‘Absinthe’ clown performs in Arts District pop-up
On most days, Heidi Rider performs as a clown in the popular circus show “Absinthe” on the Las Vegas Strip.
Last year was not like most days.
As Rider’s days blended into each other while she quarantined at home, she developed an almost meditative practice of painting her face and wiping it clean, painting her face and wiping it clean.
On Monday and Tuesday night, she seated herself in front of the broad windows of Majestic Repertory Theatre in the Arts District and performed the routine for unsuspecting passersby.
“The portraits started in October when I got COVID,” Rider says. “I couldn’t stand at my drawing desk or perform or work at “Absinthe.” All I could do was stay in my yard and paint my face.”
For days, Rider applied clown makeup to her face as a means of externalizing the emotions she was experiencing inside. Then she would press her face into a handkerchief.

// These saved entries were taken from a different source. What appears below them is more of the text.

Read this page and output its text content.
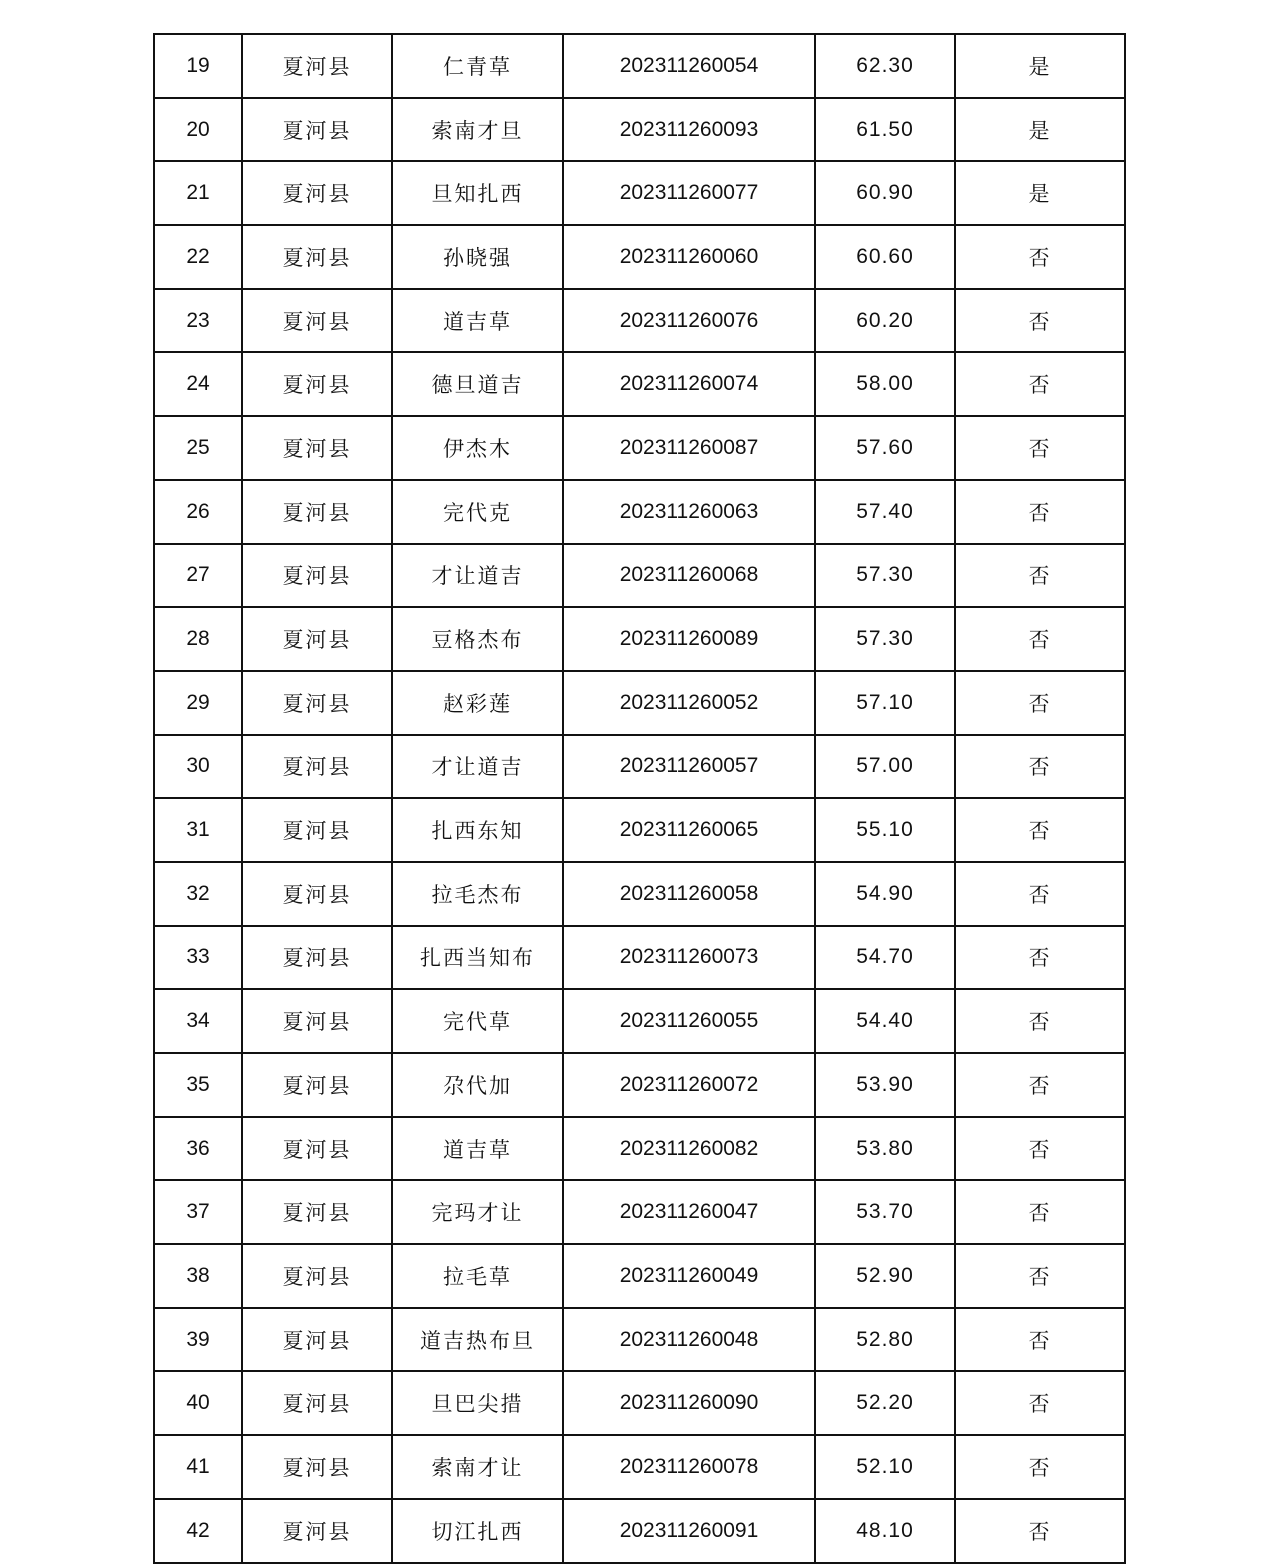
19	夏河县	仁青草	202311260054	62.30	是
20	夏河县	索南才旦	202311260093	61.50	是
21	夏河县	旦知扎西	202311260077	60.90	是
22	夏河县	孙晓强	202311260060	60.60	否
23	夏河县	道吉草	202311260076	60.20	否
24	夏河县	德旦道吉	202311260074	58.00	否
25	夏河县	伊杰木	202311260087	57.60	否
26	夏河县	完代克	202311260063	57.40	否
27	夏河县	才让道吉	202311260068	57.30	否
28	夏河县	豆格杰布	202311260089	57.30	否
29	夏河县	赵彩莲	202311260052	57.10	否
30	夏河县	才让道吉	202311260057	57.00	否
31	夏河县	扎西东知	202311260065	55.10	否
32	夏河县	拉毛杰布	202311260058	54.90	否
33	夏河县	扎西当知布	202311260073	54.70	否
34	夏河县	完代草	202311260055	54.40	否
35	夏河县	尕代加	202311260072	53.90	否
36	夏河县	道吉草	202311260082	53.80	否
37	夏河县	完玛才让	202311260047	53.70	否
38	夏河县	拉毛草	202311260049	52.90	否
39	夏河县	道吉热布旦	202311260048	52.80	否
40	夏河县	旦巴尖措	202311260090	52.20	否
41	夏河县	索南才让	202311260078	52.10	否
42	夏河县	切江扎西	202311260091	48.10	否
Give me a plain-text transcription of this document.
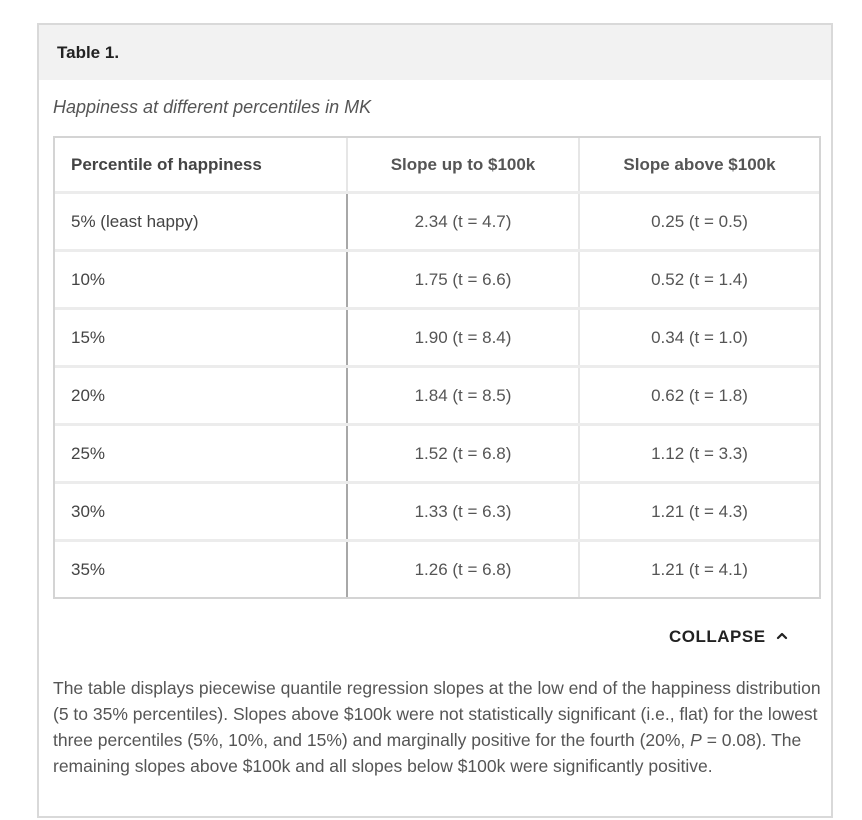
Table 1.
Happiness at different percentiles in MK
Percentile of happiness	Slope up to $100k	Slope above $100k
5% (least happy)	2.34 (t = 4.7)	0.25 (t = 0.5)
10%	1.75 (t = 6.6)	0.52 (t = 1.4)
15%	1.90 (t = 8.4)	0.34 (t = 1.0)
20%	1.84 (t = 8.5)	0.62 (t = 1.8)
25%	1.52 (t = 6.8)	1.12 (t = 3.3)
30%	1.33 (t = 6.3)	1.21 (t = 4.3)
35%	1.26 (t = 6.8)	1.21 (t = 4.1)
COLLAPSE
The table displays piecewise quantile regression slopes at the low end of the happiness distribution (5 to 35% percentiles). Slopes above $100k were not statistically significant (i.e., flat) for the lowest three percentiles (5%, 10%, and 15%) and marginally positive for the fourth (20%, P = 0.08). The remaining slopes above $100k and all slopes below $100k were significantly positive.
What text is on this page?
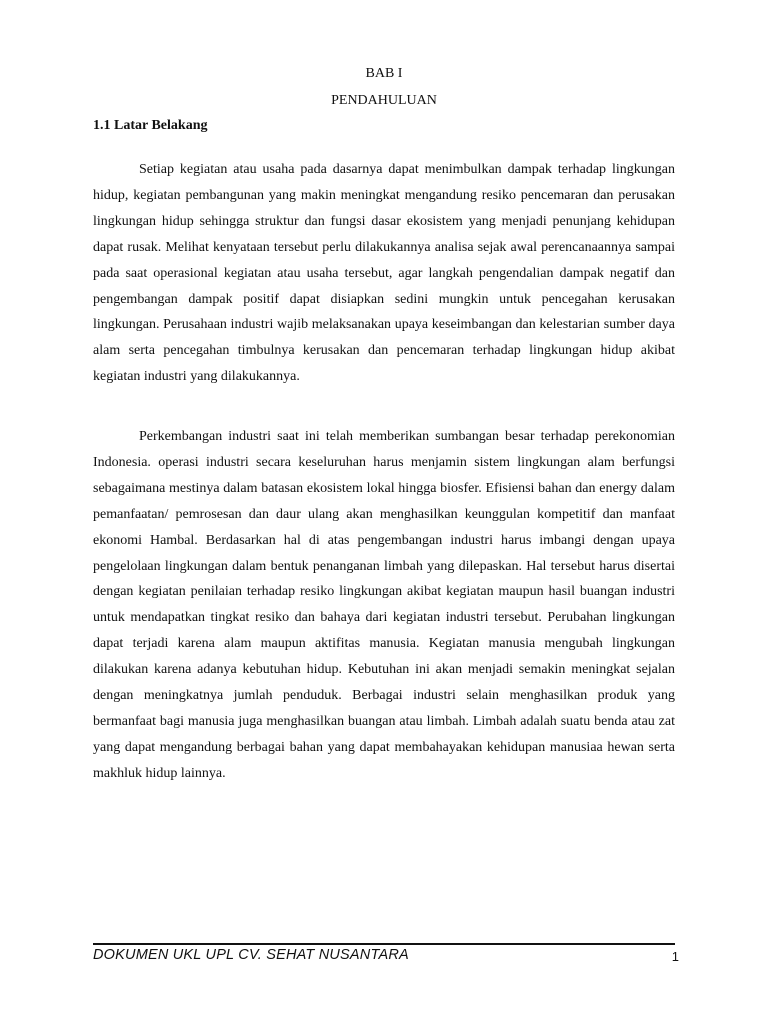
BAB I
PENDAHULUAN
1.1 Latar Belakang

Setiap kegiatan atau usaha pada dasarnya dapat menimbulkan dampak terhadap lingkungan hidup, kegiatan pembangunan yang makin meningkat mengandung resiko pencemaran dan perusakan lingkungan hidup sehingga struktur dan fungsi dasar ekosistem yang menjadi penunjang kehidupan dapat rusak. Melihat kenyataan tersebut perlu dilakukannya analisa sejak awal perencanaannya sampai pada saat operasional kegiatan atau usaha tersebut, agar langkah pengendalian dampak negatif dan pengembangan dampak positif dapat disiapkan sedini mungkin untuk pencegahan kerusakan lingkungan. Perusahaan industri wajib melaksanakan upaya keseimbangan dan kelestarian sumber daya alam serta pencegahan timbulnya kerusakan dan pencemaran terhadap lingkungan hidup akibat kegiatan industri yang dilakukannya.

Perkembangan industri saat ini telah memberikan sumbangan besar terhadap perekonomian Indonesia. operasi industri secara keseluruhan harus menjamin sistem lingkungan alam berfungsi sebagaimana mestinya dalam batasan ekosistem lokal hingga biosfer. Efisiensi bahan dan energy dalam pemanfaatan/ pemrosesan dan daur ulang akan menghasilkan keunggulan kompetitif dan manfaat ekonomi Hambal. Berdasarkan hal di atas pengembangan industri harus imbangi dengan upaya pengelolaan lingkungan dalam bentuk penanganan limbah yang dilepaskan. Hal tersebut harus disertai dengan kegiatan penilaian terhadap resiko lingkungan akibat kegiatan maupun hasil buangan industri untuk mendapatkan tingkat resiko dan bahaya dari kegiatan industri tersebut. Perubahan lingkungan dapat terjadi karena alam maupun aktifitas manusia. Kegiatan manusia mengubah lingkungan dilakukan karena adanya kebutuhan hidup. Kebutuhan ini akan menjadi semakin meningkat sejalan dengan meningkatnya jumlah penduduk. Berbagai industri selain menghasilkan produk yang bermanfaat bagi manusia juga menghasilkan buangan atau limbah. Limbah adalah suatu benda atau zat yang dapat mengandung berbagai bahan yang dapat membahayakan kehidupan manusiaa hewan serta makhluk hidup lainnya.

DOKUMEN UKL UPL CV. SEHAT NUSANTARA	1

On Monday night, she took the practice to the public for the first time.
Due to COVID safety restrictions, she devised a physical barrier between herself and the fluctuating audience by sitting behind the theater’s window.
Rider sat poised behind a small mirror. Her hair was concealed beneath a headdress of yellow smiling balloons. Her torso was made up with body paint with two eyes over her chest and a wide frown over her abdomen, above the waistline of a full tulle skirt.
For two hours, Rider systematically painted the image of a sad clown over her face, then walked to the white bedsheet suspended behind her and pressed her face into the fabric, transferring the image into a growing line of portraits, laid out like days on a calendar. By the end of Monday night, she had stacked about 30 faces onto the sheet.
“The last couple years were difficult for me personally. This project was a way to process these emotions,” Rider says. “Repeating that, it was something about trying not to disappear. The faces got more muddy until by the end it looked horrible. Then I cleaned the color off my face and reapplied the white paint and started over. There are so many metaphors in there.”
While she worked, tourists and locals who were walking through the Arts District would pass by the window and look. Some would take pictures, some pointed but continued walking and some walked right up to the window, hoping to catch Rider’s eye.
“It’s fun to see how people play with proximity,” Rider says. “Some people came up and played with me. I rely on body language when interacting, and it’s harder when everyone is wearing a mask.”
While “Absinthe” was still shuttered in May of last year, Rider performed through windows for “Majestic Drive-Thru Theatre: Decontamination.” In the drive-through production, audiences remained in their vehicles while performers moved around them.
“In ‘Drive-Thru,’ people knew what to expect, that they were going to have an experience,” says Rider. “People interact differently when they see that something has already been happening by the time they arrive. And it will continue to happen when they pass by. It could potentially go on forever.”
While Rider painted and wiped and painted and wiped her face over four hours between the two sittings, some passersby approached the window to wave or muse over Rider’s intention or point to the balloon banner above Rider that read “HAPPY” and encourage her to smile.
“One reason I got into clown is it’s a natural space for me to be in, the person who makes everything OK,” says Rider. “There’s a reason there’s a cliche about sad clowns.”